Al igual de lo que pensaban nuestros padres a quienes criticábamos y discutíamos, mis pares suelen pensar que los “chicos de hoy” son terribles (en el peor de los casos suelen agregar que tienen “falta de límites”), y que los adolescentes están descarriados y acuciados por la droga y el alcohol. Cada vez más se piensa en que habría “más justicia” si hubiera más penas y más duras, en lugar de apuntar a resolver las conflictividad social que da origen y es caldo de cultivo del delito y la delincuencia en general (algo que sí sosteníamos la gran mayoría de los de nuestra generación).
Estos viejos protestan por todo, cuestionan casi a mansalva y nada los convence, sostienen un pesimismo crónico y perdieron el sentido del humor. Como decía Luca, se transformaron en “viejos vinagres”. Y mejor que se los diga yo, que al fin y al cabo también soy uno de ellos.
No sé si será muy representativo, pero tal vez el mejor de mis ejemplos sea un amigo de la infancia con el que me crié y cursé tanto el primario como el secundario. Un niño rebelde y adolescente atorrante. Un librepensador y creativo que hubiera apuntado alto si en algún momento de esa parte de la historia que no compartimos y que por tanto desconozco, no pergeñara la hoy evidente tarea de transformarse en “prócer” y decidiera abrazar la religión, la política de derecha acérrima y una profesión con lustre. La contradicción es tan pero tan grande que uno de mis grandes placeres es poder ver cómo regulo el rojo de su cara cada vez que rememoro alguna de sus aventuras non sanctas que compartiéramos en el pasado.

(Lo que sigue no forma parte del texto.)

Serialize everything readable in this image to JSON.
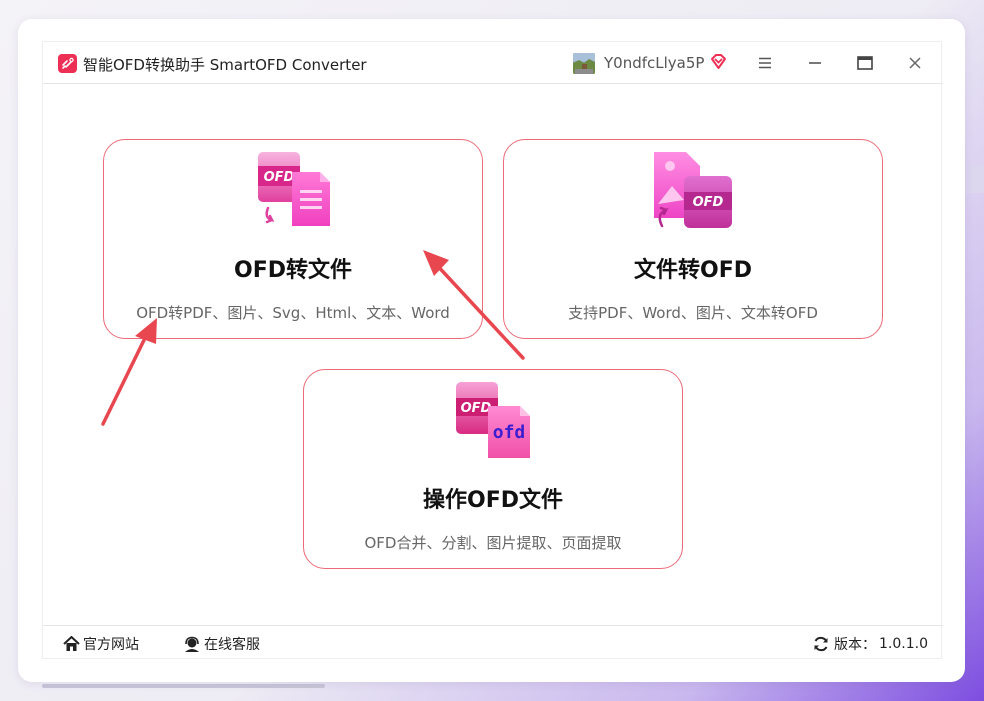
{
  "window": {
    "title": "智能OFD转换助手 SmartOFD Converter",
    "username": "Y0ndfcLlya5P"
  },
  "cards": [
    {
      "title": "OFD转文件",
      "desc": "OFD转PDF、图片、Svg、Html、文本、Word",
      "icon": "ofd-to-file-icon",
      "badge": "OFD"
    },
    {
      "title": "文件转OFD",
      "desc": "支持PDF、Word、图片、文本转OFD",
      "icon": "file-to-ofd-icon",
      "badge": "OFD"
    },
    {
      "title": "操作OFD文件",
      "desc": "OFD合并、分割、图片提取、页面提取",
      "icon": "ofd-operate-icon",
      "badge": "OFD",
      "badge2": "ofd"
    }
  ],
  "footer": {
    "official_site": "官方网站",
    "online_service": "在线客服",
    "version_label": "版本：",
    "version": "1.0.1.0"
  },
  "colors": {
    "accent": "#ee2f55",
    "card_border": "#ec6b78",
    "icon_pink": "#f060c8",
    "icon_magenta": "#d63a9a",
    "arrow": "#e8474f"
  }
}
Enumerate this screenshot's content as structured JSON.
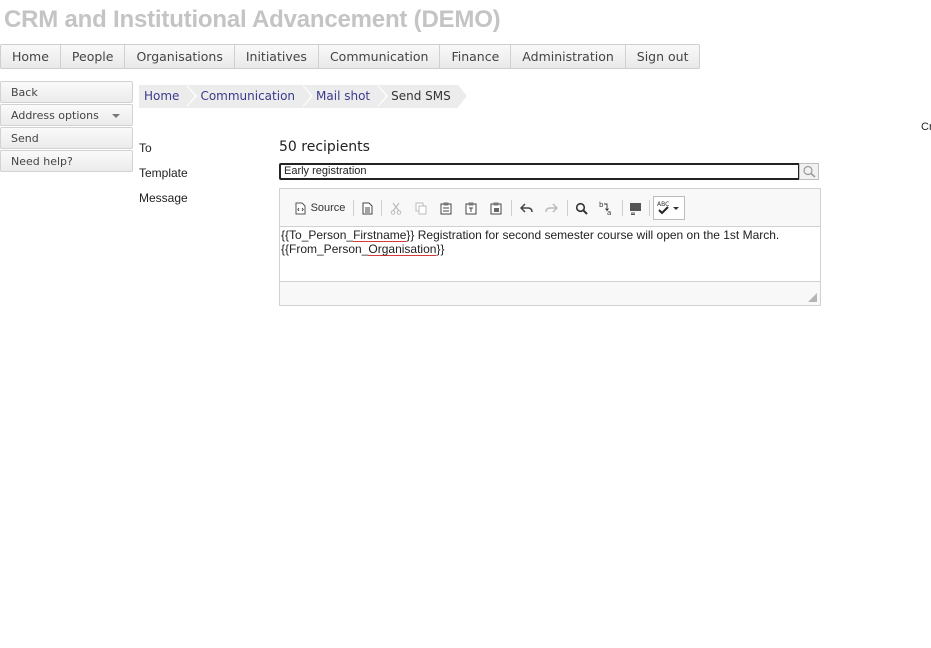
{
  "app": {
    "title": "CRM and Institutional Advancement (DEMO)"
  },
  "topnav": {
    "items": [
      "Home",
      "People",
      "Organisations",
      "Initiatives",
      "Communication",
      "Finance",
      "Administration",
      "Sign out"
    ]
  },
  "sidebar": {
    "back": "Back",
    "address_options": "Address options",
    "send": "Send",
    "help": "Need help?"
  },
  "breadcrumb": [
    "Home",
    "Communication",
    "Mail shot",
    "Send SMS"
  ],
  "edge_text": "Cr",
  "form": {
    "to_label": "To",
    "to_value": "50 recipients",
    "template_label": "Template",
    "template_value": "Early registration",
    "message_label": "Message"
  },
  "editor": {
    "source_label": "Source",
    "line1": {
      "pre": "{{To_Person_",
      "word": "Firstname",
      "post": "}} Registration for second semester course will open on the 1st March."
    },
    "line2": {
      "pre": "{{From_Person_",
      "word": "Organisation",
      "post": "}}"
    },
    "spellcheck_label": "ABC"
  },
  "colors": {
    "title": "#c4c4c4",
    "breadcrumb_link": "#3a3a8c",
    "spell_error": "#d43a3a"
  }
}
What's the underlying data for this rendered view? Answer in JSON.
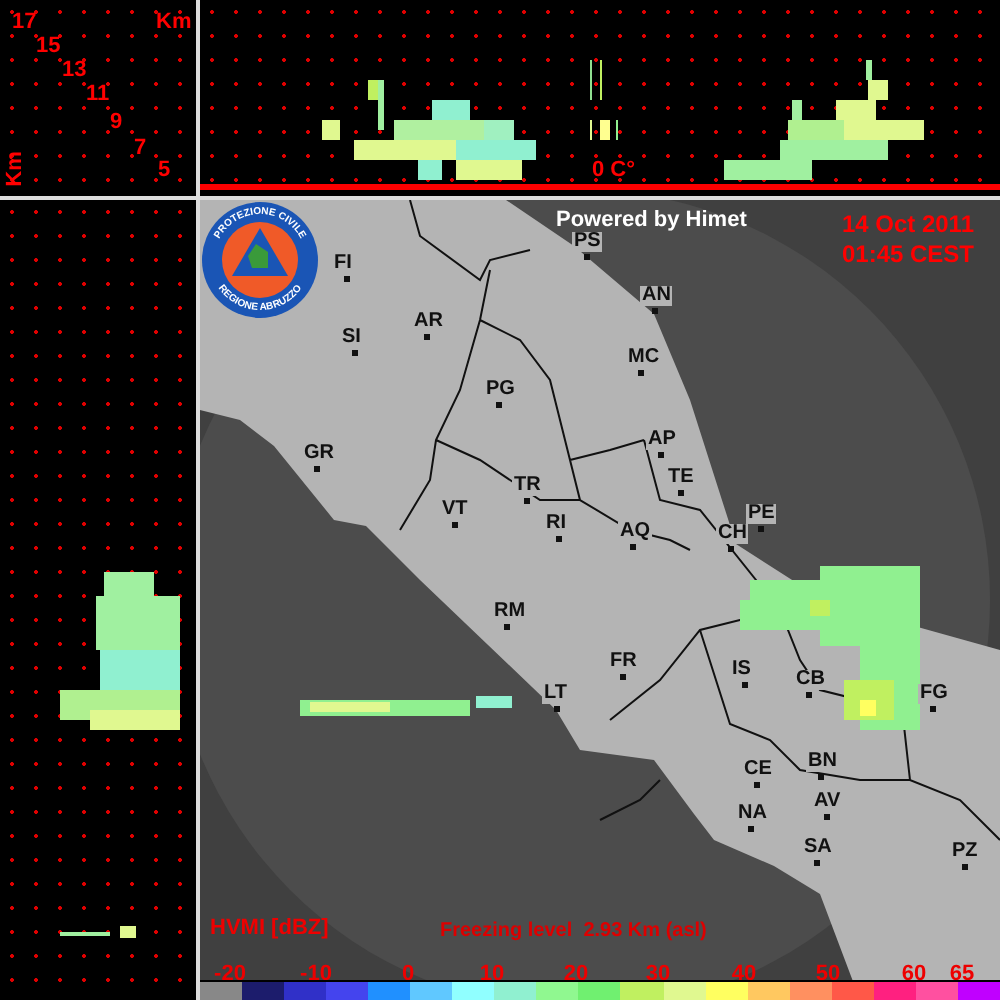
{
  "height_scale": {
    "labels": [
      "17",
      "15",
      "13",
      "11",
      "9",
      "7",
      "5"
    ],
    "unit_top": "Km",
    "unit_side": "Km"
  },
  "top_profile": {
    "freezing_marker": "0 C°"
  },
  "logo": {
    "line_1": "PROTEZIONE CIVILE",
    "line_2": "REGIONE ABRUZZO"
  },
  "header": {
    "credit": "Powered by Himet",
    "date": "14 Oct 2011",
    "time": "01:45 CEST"
  },
  "cities": [
    {
      "code": "FI"
    },
    {
      "code": "PS"
    },
    {
      "code": "AN"
    },
    {
      "code": "SI"
    },
    {
      "code": "AR"
    },
    {
      "code": "MC"
    },
    {
      "code": "PG"
    },
    {
      "code": "AP"
    },
    {
      "code": "GR"
    },
    {
      "code": "TE"
    },
    {
      "code": "TR"
    },
    {
      "code": "VT"
    },
    {
      "code": "RI"
    },
    {
      "code": "AQ"
    },
    {
      "code": "PE"
    },
    {
      "code": "CH"
    },
    {
      "code": "RM"
    },
    {
      "code": "FR"
    },
    {
      "code": "IS"
    },
    {
      "code": "CB"
    },
    {
      "code": "FG"
    },
    {
      "code": "LT"
    },
    {
      "code": "CE"
    },
    {
      "code": "BN"
    },
    {
      "code": "AV"
    },
    {
      "code": "NA"
    },
    {
      "code": "SA"
    },
    {
      "code": "PZ"
    }
  ],
  "legend": {
    "title": "HVMI [dBZ]",
    "freezing_level": "Freezing level  2.93 Km (asl)",
    "ticks": [
      "-20",
      "-10",
      "0",
      "10",
      "20",
      "30",
      "40",
      "50",
      "60",
      "65"
    ],
    "swatches": [
      {
        "color": "#888888"
      },
      {
        "color": "#1c1c6c"
      },
      {
        "color": "#3030c8"
      },
      {
        "color": "#4444ee"
      },
      {
        "color": "#2090ff"
      },
      {
        "color": "#60c8ff"
      },
      {
        "color": "#90ffff"
      },
      {
        "color": "#90f0d0"
      },
      {
        "color": "#90f890"
      },
      {
        "color": "#70f070"
      },
      {
        "color": "#c0f060"
      },
      {
        "color": "#e0f890"
      },
      {
        "color": "#ffff60"
      },
      {
        "color": "#ffc860"
      },
      {
        "color": "#ff9060"
      },
      {
        "color": "#ff5848"
      },
      {
        "color": "#ff2080"
      },
      {
        "color": "#ff50a0"
      },
      {
        "color": "#c000ff"
      }
    ]
  }
}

Creo que preferiría olvidarse, o no encontrarse conmigo, o poder “borrar toda señal de su pasado”.
Pienso que mi generación fue destruida en varios planos. Algunos están en las listas de desaparecidos, muertos en combate o asesinados. Hubo otros que se escondieron, cambiaron su rol social, se adaptaron a las circunstancias. Otros tantos, que poco se enteraban de lo que estaba sucediendo, siguen igual que entonces.
Siempre me dio la impresión de que muchos han tomado su vejez como la justificación para pensar distinto. Algo así como “era joven y estaba equivocado, pero crecí y fuí madurando”. A todos estos viejos recalcitrantes y olvidadizos de los placeres de su estancia joven, quiero traerles el recuerdo de un fragmento de una canción de un ícono de nuestra juventud, Joan Manuel Serrat, que sugería que “puestos a escoger prefiero un buen polvo a un rapapolvo, y un bombero a un bombardero, crecer a sentar cabeza; prefiero la carne al metal y las ventanas a las ventanillas; el lunar de tu cara a la pinacoteca nacional, y la revolución a las pesadillas.”
Muchos de los viejos de mi generación han recorrido un penoso camino: el que lleva a abandonar el ideal de justicia social, para sostener que la justicia llegue a ser –tal vez- un definitivo y lamentable sinónimo de ajusticiar.